Résistance



Mille et une raisons du soupçon, aujourd’hui, militent en faveur des avortements sémantiques. Quelque chose comme une grande conjuration anonyme se ligue contre le sens. Et largement s’étale un consensus de démission.

Il est vrai que la déroute spirituelle s’arrange à caresser l’aujourd’hui dans le sens du poil. Ces épidermiques connivences avec l’actualité garantissent les euphories de nos démangeaisons. Etre dans le vent devient l’impératif catégorique de nos déracinements.

Si la faillite du sens est d’actualité, il faut devenir inactuel en refusant le non-sens.

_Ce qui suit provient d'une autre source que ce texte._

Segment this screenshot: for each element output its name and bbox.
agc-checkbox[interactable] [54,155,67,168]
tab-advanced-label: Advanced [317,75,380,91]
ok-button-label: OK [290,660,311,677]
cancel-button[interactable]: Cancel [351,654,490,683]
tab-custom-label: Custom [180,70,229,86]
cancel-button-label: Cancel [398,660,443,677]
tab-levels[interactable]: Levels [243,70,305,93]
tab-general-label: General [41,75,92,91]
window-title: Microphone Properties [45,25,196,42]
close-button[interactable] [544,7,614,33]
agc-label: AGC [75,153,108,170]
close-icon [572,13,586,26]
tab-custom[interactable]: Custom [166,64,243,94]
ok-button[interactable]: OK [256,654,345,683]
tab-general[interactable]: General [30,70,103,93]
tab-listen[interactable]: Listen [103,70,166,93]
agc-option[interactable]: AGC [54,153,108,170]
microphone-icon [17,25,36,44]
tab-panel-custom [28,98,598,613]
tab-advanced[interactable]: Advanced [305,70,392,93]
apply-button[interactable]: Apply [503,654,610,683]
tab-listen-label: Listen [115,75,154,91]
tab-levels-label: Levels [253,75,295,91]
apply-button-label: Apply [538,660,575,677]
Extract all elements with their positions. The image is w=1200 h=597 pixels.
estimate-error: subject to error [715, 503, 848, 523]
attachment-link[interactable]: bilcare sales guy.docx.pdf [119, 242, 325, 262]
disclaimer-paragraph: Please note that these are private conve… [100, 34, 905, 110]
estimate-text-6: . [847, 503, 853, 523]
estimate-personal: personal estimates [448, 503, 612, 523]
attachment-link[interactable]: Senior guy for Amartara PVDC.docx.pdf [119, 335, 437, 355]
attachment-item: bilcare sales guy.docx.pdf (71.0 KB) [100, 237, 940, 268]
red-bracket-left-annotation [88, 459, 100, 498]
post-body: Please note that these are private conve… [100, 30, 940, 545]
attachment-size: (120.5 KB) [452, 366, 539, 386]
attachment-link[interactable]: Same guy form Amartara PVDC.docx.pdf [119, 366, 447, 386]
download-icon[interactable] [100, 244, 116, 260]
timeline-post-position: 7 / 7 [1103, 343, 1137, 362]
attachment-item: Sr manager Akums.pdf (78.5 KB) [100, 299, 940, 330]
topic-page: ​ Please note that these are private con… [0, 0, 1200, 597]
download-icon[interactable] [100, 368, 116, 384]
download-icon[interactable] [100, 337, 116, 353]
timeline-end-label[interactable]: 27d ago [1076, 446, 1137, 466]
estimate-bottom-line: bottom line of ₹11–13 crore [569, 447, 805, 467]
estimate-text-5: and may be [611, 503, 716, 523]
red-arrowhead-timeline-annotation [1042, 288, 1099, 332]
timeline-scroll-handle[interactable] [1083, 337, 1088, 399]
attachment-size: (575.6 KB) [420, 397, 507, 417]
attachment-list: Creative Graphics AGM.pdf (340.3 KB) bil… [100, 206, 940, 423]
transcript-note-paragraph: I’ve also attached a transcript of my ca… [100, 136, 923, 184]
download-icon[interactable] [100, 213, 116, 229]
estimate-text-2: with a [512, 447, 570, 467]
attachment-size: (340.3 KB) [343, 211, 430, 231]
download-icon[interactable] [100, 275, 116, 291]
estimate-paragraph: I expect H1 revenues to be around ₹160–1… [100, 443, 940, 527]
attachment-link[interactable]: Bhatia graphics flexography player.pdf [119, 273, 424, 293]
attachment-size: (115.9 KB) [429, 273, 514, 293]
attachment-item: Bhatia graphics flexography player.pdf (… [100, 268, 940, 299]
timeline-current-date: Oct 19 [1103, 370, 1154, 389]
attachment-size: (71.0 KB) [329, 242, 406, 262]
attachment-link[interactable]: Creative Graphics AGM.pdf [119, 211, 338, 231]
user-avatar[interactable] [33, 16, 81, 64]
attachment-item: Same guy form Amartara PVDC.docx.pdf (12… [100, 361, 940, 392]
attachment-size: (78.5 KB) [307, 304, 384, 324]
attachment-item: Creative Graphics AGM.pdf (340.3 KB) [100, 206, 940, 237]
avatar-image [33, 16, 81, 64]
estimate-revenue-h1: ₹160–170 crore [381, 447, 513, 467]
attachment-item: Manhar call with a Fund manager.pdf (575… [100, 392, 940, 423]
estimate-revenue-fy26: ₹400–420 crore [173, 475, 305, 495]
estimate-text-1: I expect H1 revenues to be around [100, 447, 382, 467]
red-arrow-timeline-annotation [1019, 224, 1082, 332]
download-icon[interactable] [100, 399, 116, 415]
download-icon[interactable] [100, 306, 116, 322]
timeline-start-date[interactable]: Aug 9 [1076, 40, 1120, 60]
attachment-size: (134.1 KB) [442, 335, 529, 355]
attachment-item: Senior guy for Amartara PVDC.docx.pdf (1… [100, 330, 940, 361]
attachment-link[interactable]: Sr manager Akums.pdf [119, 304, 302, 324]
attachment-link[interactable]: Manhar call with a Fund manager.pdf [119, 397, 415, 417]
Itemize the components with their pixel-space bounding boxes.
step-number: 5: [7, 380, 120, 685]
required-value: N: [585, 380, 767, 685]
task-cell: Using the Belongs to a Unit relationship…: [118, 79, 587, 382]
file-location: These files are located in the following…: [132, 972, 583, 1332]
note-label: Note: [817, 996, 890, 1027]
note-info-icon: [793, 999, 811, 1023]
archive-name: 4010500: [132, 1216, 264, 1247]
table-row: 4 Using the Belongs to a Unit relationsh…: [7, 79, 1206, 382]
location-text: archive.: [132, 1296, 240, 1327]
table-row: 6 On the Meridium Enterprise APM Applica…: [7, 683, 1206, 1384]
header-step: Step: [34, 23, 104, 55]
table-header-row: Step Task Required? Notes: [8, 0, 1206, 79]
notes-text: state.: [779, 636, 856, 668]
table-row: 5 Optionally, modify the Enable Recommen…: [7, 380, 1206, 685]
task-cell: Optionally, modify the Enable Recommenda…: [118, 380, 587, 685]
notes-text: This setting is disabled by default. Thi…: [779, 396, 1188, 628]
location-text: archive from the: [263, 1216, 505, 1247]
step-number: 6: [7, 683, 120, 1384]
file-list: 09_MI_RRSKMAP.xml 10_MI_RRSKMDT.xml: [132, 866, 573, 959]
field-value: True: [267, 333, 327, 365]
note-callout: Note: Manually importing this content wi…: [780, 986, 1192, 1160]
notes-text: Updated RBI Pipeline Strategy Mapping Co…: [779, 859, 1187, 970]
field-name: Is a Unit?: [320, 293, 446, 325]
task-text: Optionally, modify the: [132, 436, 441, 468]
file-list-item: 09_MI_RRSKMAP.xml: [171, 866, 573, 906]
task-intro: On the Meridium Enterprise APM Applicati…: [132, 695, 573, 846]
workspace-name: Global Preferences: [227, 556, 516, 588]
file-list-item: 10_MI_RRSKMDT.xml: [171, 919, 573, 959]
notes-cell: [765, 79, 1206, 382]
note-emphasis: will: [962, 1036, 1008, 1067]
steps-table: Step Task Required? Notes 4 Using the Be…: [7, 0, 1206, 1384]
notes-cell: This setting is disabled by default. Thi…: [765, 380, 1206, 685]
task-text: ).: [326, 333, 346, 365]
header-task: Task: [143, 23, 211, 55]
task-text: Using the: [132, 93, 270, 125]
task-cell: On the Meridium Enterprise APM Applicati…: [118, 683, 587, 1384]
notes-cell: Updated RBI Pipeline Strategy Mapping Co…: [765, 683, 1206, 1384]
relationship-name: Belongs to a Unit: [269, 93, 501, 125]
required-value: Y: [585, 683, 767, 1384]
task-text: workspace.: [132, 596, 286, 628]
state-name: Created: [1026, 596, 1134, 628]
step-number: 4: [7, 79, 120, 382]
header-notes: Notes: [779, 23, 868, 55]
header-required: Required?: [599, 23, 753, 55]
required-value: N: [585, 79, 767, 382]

Une telle dissidence urge plus que jamais. Et plus que jamais elle exige audace. Tant est massive la contrainte mimétique de la liquidation.

Imagine un instant qu’atteintes par la contagion s’éteignent les voix rebelles et se taise le petit reste des protestataires du sens. Combien de temps, penses-tu, le monde survivrait-il ?

On croit l’énergie spirituelle résistante à toute épreuve. Elle est fragile comme le souffle. Son entropie est plus implacable qu’en toute autre énergie. L’énergie spirituelle se dégrade par démission en chaîne, par d’imperceptibles fragments de démission accumulées, par d’innocentes minuscules démissions juxtaposées.

Les mécanismes démissionnaires ont besoin, pour fonctionner, de la force que procure l’illusion. Chacun se croit seul résistant. Tous se sentent noyés dans le ‘on’ qui démissionne. Donc aucun n’ose protester. Et, cercle vicieux, ce silence collectif conforte les solitudes découragées.

Il faut à ce monde spirituellement anémique des prophètes qui témoignent de l’ouvert infini du sens et, partant, de l’espérance.